ANNA WAS ACCUSTOMED TO milder climes than her future home and she wondered if she’d ever be warm again. It had been a wretched journey so far, the women exhausted by the punishing pace, Baldwin bleakly anticipating his continued confinement, and all of them made miserable by the frigid winter weather. Aenor suffered the most, and by the time they were approaching Salzburg, the little girl had developed a hacking cough and she looked so sickly, pale, and hollow-eyed that Anna thought she’d be a disappointment to her husband-to-be. Anna would be very glad to reach Salzburg, for Baldwin had assured them that they’d be staying at Archbishop Adalbert’s palace, which would be a vast improvement over some of their past lodgings, usually monastery guest halls and even a few inns. Anna had never been in an inn, so she’d enjoyed the novelty—until she’d awakened one night bitten by mites and fleas.

 

Sleet had begun to fall and Anna swore when a gust of wind blew back the hood of her mantle. “God’s legs!” she cried, borrowing one of Richard’s favorite oaths. “It is colder than a witch’s teat.” Thekla did not say anything, but her mouth pinched in such obvious disapproval that Anna rolled her eyes.
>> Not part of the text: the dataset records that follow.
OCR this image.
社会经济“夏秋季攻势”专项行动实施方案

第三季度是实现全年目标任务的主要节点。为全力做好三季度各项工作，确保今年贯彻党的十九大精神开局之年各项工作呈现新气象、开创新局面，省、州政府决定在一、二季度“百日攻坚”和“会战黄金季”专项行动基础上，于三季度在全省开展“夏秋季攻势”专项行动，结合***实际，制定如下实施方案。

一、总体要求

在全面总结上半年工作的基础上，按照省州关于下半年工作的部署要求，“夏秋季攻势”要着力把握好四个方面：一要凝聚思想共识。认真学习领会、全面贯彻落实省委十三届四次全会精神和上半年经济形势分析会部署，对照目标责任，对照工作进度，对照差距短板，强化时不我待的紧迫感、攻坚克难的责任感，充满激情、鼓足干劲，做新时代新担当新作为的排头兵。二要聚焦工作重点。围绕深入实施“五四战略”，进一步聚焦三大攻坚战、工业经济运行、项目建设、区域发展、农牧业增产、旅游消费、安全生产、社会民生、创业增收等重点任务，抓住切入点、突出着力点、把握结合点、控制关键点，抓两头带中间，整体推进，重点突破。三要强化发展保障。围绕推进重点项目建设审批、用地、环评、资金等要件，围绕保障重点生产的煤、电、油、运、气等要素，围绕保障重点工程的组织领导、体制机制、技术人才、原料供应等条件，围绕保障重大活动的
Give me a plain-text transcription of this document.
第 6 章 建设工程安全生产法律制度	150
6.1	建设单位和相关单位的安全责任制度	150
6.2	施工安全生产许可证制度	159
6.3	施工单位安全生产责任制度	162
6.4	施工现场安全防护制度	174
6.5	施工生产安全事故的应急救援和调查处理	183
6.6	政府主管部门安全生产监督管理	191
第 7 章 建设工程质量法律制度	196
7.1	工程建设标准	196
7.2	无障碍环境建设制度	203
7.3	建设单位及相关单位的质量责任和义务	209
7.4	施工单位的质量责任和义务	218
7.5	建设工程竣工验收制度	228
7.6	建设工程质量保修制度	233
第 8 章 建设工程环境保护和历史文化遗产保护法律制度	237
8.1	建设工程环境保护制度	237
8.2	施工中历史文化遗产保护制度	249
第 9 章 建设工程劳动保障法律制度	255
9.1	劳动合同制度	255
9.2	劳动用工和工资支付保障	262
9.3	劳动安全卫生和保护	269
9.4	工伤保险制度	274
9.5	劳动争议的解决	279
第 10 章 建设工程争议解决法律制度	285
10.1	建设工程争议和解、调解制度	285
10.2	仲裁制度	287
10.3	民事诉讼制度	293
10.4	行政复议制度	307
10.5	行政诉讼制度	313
The Cypriot widow had served her for several years, but in the past it had been easy enough to ignore her. Now she was subjected to Thekla’s earnest platitudes and tedious lectures on a daily basis. Anna had not yet forgiven her friend Alicia for balking at accompanying her to Austria, for the company on this unhappy journey left much to be desired. Thekla would have made a fine nun. Her other Cypriot maid, Eudokia, had been even unhappier than young Aenor at having to start life anew in Austria, for she fancied herself in love with one of Joanna’s knights back in Poitiers. Aenor’s childhood nurse, Rohesia, was as protective of her charge as a mother bear, and all three of Aenor’s attendants were downright elderly, at least in Anna’s eyes. Aenor herself was only ten, too young to be much fun even if she had not been crying herself to sleep every night.

 

Anna had tried to muster up some sympathy for the girl, without much success. Yes, she was going off to wed a stranger in an alien land, but that was only to be expected. Anna had not been happy, either, about her Austrian marriage, for she’d liked the life she led since her father’s overthrow and she’d become very attached to Joanna. But Anna was accustomed to upheaval. Her mother had died when she was just six and she and her brother had been held as hostages for two years, finally freed out of pity when the Prince of Antioch had realized their father was not going to pay the remainder of his ransom. After they joined Isaac in Cyprus, her brother soon died, and Anna had to adjust to living with a man she’d not really known, a man so feared and hated by the Cypriots that they’d cooperated with the English king to depose him. So Anna had learned very early to accept the world as it was, not as she wanted it to be, and she thought Aenor’s marriage would be much happier if she learned that lesson, too.

 

When Salzburg came into view, Anna sighed with relief—until she saw the huge fortress rising against the sky, hundreds of feet above the city, looking as if it were halfway to Heaven. “Lord Baldwin, please tell me we do not have to ride all the way up to that mountain citadel!”

 

“You need not fear, Lady Anna. Whilst Hohensalzburg Castle belongs to the Archbishop of Salzburg, he also has a residence in the town, close by the cathedral, and that is where we’ll be staying.”

 

She gave him a smile so charming that Baldwin found himself thinking that young Leo of Austria was a lucky lad. He was not worried about Anna, sure that she’d always land on her feet. But as he glanced over at Aenor, shivering so violently that her teeth were chattering, Baldwin felt as if he were watching a tame fawn being turned out to fend for herself in a forest rife with wolves.